New funding for acute stroke research

January 2020

The Cellular and Molecular Neurobiology Group led by Dr Teresa Gasull has been awarded funding to research acute stroke.  The project Apotransferrin, a new treatment for acute stroke has been awarded funding by the Agency for Management of University and Research Grants (AGAUR) with the support of the European Union within the programme Ajuts Producte destinats a l'obtenció de prototipus i a la valorització i transferència dels resultats d'investigació generada per equips de recerca de Catalunya.

The project is led by Dr Gasull, with the participation of Marc Melià.

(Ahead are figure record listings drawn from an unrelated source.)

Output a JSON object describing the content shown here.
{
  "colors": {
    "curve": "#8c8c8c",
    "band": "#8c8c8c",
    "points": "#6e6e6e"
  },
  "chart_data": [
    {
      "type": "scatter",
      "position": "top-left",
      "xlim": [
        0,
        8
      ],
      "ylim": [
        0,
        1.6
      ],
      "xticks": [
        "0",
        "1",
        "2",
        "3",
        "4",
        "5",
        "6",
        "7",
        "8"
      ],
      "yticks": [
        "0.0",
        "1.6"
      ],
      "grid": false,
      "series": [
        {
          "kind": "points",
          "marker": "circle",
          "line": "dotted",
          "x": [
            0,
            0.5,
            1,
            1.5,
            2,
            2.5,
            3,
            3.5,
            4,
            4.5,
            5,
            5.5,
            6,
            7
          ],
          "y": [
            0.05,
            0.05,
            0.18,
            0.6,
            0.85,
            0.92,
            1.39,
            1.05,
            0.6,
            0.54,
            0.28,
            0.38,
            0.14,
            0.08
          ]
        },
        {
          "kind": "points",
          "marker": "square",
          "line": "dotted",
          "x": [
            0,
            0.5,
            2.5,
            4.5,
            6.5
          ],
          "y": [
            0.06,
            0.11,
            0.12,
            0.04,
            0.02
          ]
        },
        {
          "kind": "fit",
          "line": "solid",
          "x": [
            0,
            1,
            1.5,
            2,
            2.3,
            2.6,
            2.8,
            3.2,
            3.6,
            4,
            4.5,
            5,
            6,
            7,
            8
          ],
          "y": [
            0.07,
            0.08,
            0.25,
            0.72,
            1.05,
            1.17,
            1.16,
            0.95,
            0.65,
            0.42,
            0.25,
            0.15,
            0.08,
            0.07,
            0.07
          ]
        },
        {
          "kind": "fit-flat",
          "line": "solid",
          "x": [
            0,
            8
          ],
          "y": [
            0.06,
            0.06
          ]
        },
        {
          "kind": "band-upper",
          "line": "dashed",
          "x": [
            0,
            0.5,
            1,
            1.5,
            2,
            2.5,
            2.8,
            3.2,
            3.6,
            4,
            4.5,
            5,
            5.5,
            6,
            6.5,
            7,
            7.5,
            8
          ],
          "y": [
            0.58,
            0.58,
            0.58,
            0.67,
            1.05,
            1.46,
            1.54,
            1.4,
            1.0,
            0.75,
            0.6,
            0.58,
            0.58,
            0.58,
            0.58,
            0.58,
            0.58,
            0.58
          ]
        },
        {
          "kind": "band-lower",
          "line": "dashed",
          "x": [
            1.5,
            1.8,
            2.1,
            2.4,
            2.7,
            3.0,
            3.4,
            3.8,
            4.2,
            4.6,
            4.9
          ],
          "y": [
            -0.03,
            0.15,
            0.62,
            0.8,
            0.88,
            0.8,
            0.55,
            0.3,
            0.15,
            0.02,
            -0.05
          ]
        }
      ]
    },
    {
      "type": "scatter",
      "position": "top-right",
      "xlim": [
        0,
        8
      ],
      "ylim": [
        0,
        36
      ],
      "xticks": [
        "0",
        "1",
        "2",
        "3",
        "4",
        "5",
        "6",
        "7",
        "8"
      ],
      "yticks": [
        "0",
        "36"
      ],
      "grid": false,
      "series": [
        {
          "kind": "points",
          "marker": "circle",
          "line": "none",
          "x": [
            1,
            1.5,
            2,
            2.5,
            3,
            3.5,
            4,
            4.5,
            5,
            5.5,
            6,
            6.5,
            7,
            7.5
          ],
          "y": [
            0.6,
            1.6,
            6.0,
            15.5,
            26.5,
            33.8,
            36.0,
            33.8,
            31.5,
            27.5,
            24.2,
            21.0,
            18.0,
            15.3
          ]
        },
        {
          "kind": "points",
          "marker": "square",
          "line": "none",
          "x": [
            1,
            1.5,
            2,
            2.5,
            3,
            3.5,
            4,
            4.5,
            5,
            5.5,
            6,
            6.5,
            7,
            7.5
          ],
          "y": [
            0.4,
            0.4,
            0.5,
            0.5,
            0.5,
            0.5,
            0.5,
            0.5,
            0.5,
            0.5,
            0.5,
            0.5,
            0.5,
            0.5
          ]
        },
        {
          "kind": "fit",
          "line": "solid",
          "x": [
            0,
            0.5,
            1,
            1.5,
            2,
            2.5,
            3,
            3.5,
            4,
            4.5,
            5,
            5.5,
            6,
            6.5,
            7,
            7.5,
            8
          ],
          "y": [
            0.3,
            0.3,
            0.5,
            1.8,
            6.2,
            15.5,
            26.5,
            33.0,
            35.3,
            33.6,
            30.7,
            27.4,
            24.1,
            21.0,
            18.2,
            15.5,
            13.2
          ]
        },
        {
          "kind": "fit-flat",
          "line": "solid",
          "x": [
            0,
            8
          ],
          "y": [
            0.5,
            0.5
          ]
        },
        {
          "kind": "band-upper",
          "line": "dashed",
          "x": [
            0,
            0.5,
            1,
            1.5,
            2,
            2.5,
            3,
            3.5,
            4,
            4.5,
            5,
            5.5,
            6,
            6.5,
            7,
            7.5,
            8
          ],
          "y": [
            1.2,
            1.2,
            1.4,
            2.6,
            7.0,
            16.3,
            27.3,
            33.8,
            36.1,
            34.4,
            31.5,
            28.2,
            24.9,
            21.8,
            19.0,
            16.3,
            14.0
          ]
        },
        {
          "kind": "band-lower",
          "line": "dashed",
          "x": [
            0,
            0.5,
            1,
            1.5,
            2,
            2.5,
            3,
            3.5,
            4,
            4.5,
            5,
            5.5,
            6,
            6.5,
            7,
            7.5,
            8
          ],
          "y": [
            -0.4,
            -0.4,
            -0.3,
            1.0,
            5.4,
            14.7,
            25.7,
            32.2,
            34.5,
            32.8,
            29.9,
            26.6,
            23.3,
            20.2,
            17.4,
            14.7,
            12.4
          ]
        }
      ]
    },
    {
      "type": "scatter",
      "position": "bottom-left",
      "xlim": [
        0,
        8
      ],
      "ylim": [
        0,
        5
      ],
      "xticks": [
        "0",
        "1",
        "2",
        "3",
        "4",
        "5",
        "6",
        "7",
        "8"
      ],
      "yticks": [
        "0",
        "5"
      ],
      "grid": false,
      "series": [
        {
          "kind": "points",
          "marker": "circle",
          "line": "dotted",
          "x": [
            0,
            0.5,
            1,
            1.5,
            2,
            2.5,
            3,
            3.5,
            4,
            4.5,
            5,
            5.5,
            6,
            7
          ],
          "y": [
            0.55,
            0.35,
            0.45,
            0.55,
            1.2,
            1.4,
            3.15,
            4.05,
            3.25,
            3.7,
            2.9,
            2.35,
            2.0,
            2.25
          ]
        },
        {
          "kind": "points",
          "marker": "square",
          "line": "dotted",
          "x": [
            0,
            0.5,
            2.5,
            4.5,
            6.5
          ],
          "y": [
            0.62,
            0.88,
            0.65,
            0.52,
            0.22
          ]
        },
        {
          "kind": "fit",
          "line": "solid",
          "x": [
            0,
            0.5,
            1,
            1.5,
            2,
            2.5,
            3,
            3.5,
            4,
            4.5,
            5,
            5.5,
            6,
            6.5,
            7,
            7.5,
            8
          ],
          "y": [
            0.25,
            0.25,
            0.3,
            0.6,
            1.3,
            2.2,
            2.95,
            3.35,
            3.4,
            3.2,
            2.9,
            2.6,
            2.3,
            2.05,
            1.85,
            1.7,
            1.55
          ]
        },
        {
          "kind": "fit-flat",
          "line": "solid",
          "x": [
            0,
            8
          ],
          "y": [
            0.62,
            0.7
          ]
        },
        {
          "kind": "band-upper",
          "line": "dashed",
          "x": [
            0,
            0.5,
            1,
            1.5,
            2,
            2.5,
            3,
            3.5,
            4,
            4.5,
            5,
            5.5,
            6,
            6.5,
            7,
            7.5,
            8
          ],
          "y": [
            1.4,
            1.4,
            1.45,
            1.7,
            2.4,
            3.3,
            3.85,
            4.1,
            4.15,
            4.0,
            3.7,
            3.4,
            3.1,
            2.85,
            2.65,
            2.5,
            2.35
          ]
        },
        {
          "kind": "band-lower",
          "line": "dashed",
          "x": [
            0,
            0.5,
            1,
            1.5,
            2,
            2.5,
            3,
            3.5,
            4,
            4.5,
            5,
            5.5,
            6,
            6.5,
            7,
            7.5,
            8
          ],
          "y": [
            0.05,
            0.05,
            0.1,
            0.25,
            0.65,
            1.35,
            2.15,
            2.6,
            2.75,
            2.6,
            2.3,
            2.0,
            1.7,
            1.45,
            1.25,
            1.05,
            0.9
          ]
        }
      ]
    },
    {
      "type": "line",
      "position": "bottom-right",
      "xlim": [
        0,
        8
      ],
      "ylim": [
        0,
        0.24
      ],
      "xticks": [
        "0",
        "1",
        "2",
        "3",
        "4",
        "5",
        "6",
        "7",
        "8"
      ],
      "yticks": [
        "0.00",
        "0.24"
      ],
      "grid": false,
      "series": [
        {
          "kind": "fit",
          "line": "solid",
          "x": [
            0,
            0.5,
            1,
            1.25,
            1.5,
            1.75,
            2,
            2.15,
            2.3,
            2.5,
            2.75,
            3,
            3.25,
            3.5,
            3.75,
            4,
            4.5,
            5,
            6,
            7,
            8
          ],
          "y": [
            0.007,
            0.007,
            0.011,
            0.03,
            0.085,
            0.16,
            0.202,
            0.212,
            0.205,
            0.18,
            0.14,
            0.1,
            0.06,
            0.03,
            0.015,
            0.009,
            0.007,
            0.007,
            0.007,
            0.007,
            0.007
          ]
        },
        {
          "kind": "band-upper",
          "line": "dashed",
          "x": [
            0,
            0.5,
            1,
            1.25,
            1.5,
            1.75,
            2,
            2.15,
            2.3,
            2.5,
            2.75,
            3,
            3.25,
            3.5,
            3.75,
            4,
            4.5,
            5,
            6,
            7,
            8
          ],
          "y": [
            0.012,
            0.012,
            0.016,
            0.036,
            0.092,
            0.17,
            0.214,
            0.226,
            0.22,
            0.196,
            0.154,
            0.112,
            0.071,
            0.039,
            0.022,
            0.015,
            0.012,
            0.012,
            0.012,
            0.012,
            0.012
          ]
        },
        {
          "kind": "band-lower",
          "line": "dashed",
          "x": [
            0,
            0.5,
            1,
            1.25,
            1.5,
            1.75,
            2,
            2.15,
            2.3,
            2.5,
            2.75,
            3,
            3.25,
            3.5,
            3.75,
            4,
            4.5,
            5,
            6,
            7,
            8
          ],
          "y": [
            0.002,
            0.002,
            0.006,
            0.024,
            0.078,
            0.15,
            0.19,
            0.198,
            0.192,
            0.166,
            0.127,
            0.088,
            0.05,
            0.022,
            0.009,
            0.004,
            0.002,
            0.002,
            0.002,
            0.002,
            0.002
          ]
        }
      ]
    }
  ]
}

Stroke is a medical emergency which results from a sudden disruption in blood flow to the brain, caused either by clot/thrombus obstruction of one artery (ischemic stroke) or by bleeding from an intracranial blood vessel (haemorrhagic stroke). Fifteen million people in the world suffer their first stroke each year (17 million including recurrent stroke), but the best acutely provided treatments only help fewer than 15% of these people to improve (still one third of patients die and one third remain disabled). The successful treatment of stroke is, thus, an unmet medical need. The majority (80-85%) of all strokes are ischemic (AIS) and the remaining 15-20% of the haemorrhagic subtype (ICH). To date, the only acute therapeutic strategy found effective in these patients is re-establishing the blood flow as soon as possible in the AIS type, either using the thrombolytic molecule tissue plasminogen activator (tPA) or, when tPA is not working, using mechanical removal of thrombus by endovascular thrombectomy (EVT) in a high-tech costly operating room procedure.

In stroke patients judged severe at enrolment, when carefully selected using MRI imaging, EVT can provide functional independence following successful recanalization. Despite these recent EVT advances, half EVT-treated AIS victims exhibit deterioration of functional status not being functionally independent at 90 days assessed.

The mechanisms of this deterioration after successful EVT include excessive oxidative stress and reperfusion injury, neuronal excitotoxicity and vascular injury. Neuroprotectants target these mechanisms, providing a further rationale for their use in this new scenario in which reintroduction of blood supply by EVT provides a freeway fo oxygen, nutrients and, importantly, for the treatment drug to access the brain area at risk. Thus, neuroprotective agents should be considered in proof-of-concept studies to be used as an adjunvant therapy together with state-of-the-art EVT. We propose apotransferrin (ATf) as a powerful neuroprotector that we already have tested in ischemic stroke models using EVT-like procedures; it acts in a mechanisms that when targeted in AIS patients results in better outcomes. We aim to provide proof-of-concept efficacy in patients.

Funding

This project is funded by the Agency for Management of University and Research Grants (AGAUR) and cofinanced by the European Regional Development Fund (ERDF) of the European Union (project number: 2019PROD001202) with 99.795,0 €.